Hess Corp. said on Jan. 31 it would spend $2.1 billion this year mostly in North Dakota and Guyana, keeping its budget unchanged from 2017 amid a battle over corporate strategy with activist investor Elliott Management Corp.
Executives across the U.S. oil industry have been feeling pressure to focus on profitability and shareholder returns, a departure from their long-established practice of boosting production regardless of the cost.
Hess said it expects it can be “cash generative” after 2020 with oil prices of $50 per barrel. The company has not made a profit since 2014.
“We are extremely well positioned to fund and execute on our strategy,” CEO John Hess said in a statement.

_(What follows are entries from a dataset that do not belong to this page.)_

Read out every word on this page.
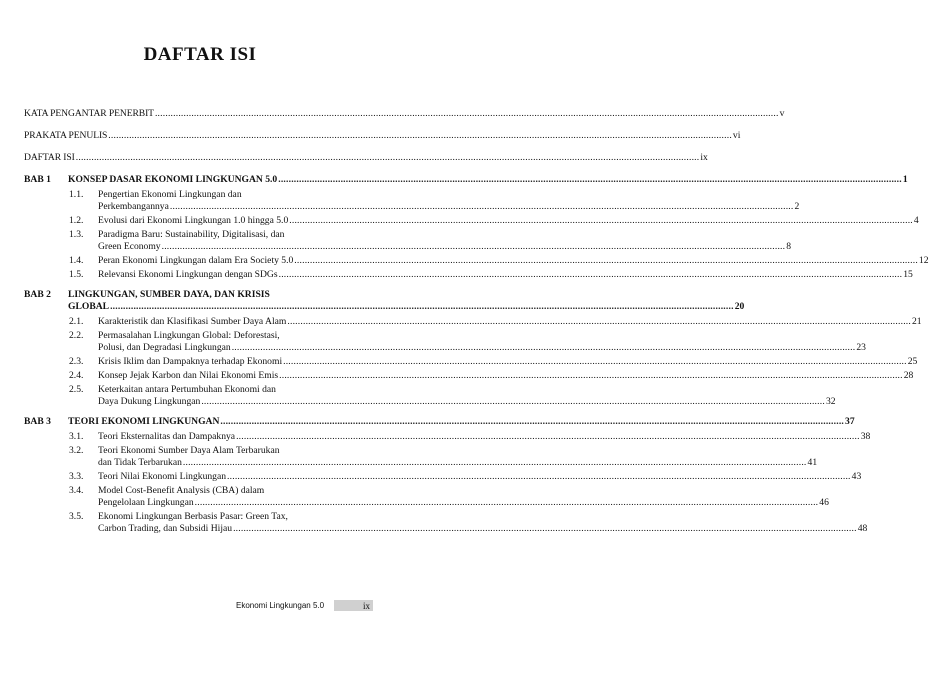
DAFTAR ISI
KATA PENGANTAR PENERBIT .....	v
PRAKATA PENULIS .....	vi
DAFTAR ISI .....	ix
BAB 1	KONSEP DASAR EKONOMI LINGKUNGAN 5.0 .....	1
1.1.	Pengertian Ekonomi Lingkungan dan
Perkembangannya .....	2
1.2.	Evolusi dari Ekonomi Lingkungan 1.0 hingga 5.0 .....	4
1.3.	Paradigma Baru: Sustainability, Digitalisasi, dan
Green Economy .....	8
1.4.	Peran Ekonomi Lingkungan dalam Era Society 5.0 .....	12
1.5.	Relevansi Ekonomi Lingkungan dengan SDGs .....	15
BAB 2	LINGKUNGAN, SUMBER DAYA, DAN KRISIS
GLOBAL .....	20
2.1.	Karakteristik dan Klasifikasi Sumber Daya Alam .....	21
2.2.	Permasalahan Lingkungan Global: Deforestasi,
Polusi, dan Degradasi Lingkungan .....	23
2.3.	Krisis Iklim dan Dampaknya terhadap Ekonomi .....	25
2.4.	Konsep Jejak Karbon dan Nilai Ekonomi Emis .....	28
2.5.	Keterkaitan antara Pertumbuhan Ekonomi dan
Daya Dukung Lingkungan .....	32
BAB 3	TEORI EKONOMI LINGKUNGAN .....	37
3.1.	Teori Eksternalitas dan Dampaknya .....	38
3.2.	Teori Ekonomi Sumber Daya Alam Terbarukan
dan Tidak Terbarukan .....	41
3.3.	Teori Nilai Ekonomi Lingkungan .....	43
3.4.	Model Cost-Benefit Analysis (CBA) dalam
Pengelolaan Lingkungan .....	46
3.5.	Ekonomi Lingkungan Berbasis Pasar: Green Tax,
Carbon Trading, dan Subsidi Hijau .....	48
Ekonomi Lingkungan 5.0	ix
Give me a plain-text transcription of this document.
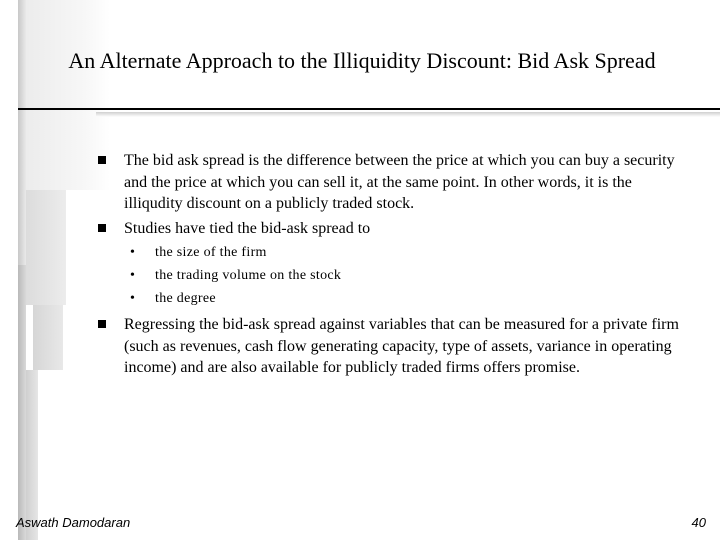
An Alternate Approach to the Illiquidity Discount: Bid Ask Spread
The bid ask spread is the difference between the price at which you can buy a security and the price at which you can sell it, at the same point. In other words, it is the illiqudity discount on a publicly traded stock.
Studies have tied the bid-ask spread to
• the size of the firm
• the trading volume on the stock
• the degree
Regressing the bid-ask spread against variables that can be measured for a private firm (such as revenues, cash flow generating capacity, type of assets, variance in operating income) and are also available for publicly traded firms offers promise.
Aswath Damodaran	40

The bulk of the spending is earmarked for North Dakota, where Hess is the third-largest oil producer behind Whiting Petroleum Corp. and Continental Resources Inc.
Hess also plans to fund development costs in an offshore Guyana oil project operated by Exxon Mobil Corp that is expected to start pumping oil by 2020.
Hess earlier this month cut more than 10% of its workforce just weeks after Elliott, a major U.S. hedge fund, launched an activist campaign and said it was frustrated by the company’s “continuing underperformance.”
Elliott also floated the idea of pushing to remove John Hess as CEO.
An Elliott representative was not immediately available to comment on the 2018 budget.
Parts of the budget that focus on less-profitable projects outside North Dakota and Guyana are likely to irk Elliott.
Hess plans to frack wells in Ohio that have been dormant since they were drilled; fund some operations in war-torn Libya; invest in U.S. Gulf of Mexico wells, which have been plagued by fires and other operational setbacks; and spend on Demark projects, which the company is actively trying to sell.
The $900 million Bakken spend, a 29% increase from last year, will fuel two new rigs, bringing Hess’s total in the state to six by the end of 2018. The company also expects to drill 120 wells and bring 95 of them online.
In Malaysia, Hess plans to spend roughly $175 million, or 36 percent less than last year, on a natural gas project co-owned with Petronas Carigali.
Hess reports quarterly results Feb. 5.
Shares of the New York-based company fell about 1.5% to $49.77 in early Jan. 31 trading as oil prices dipped slightly.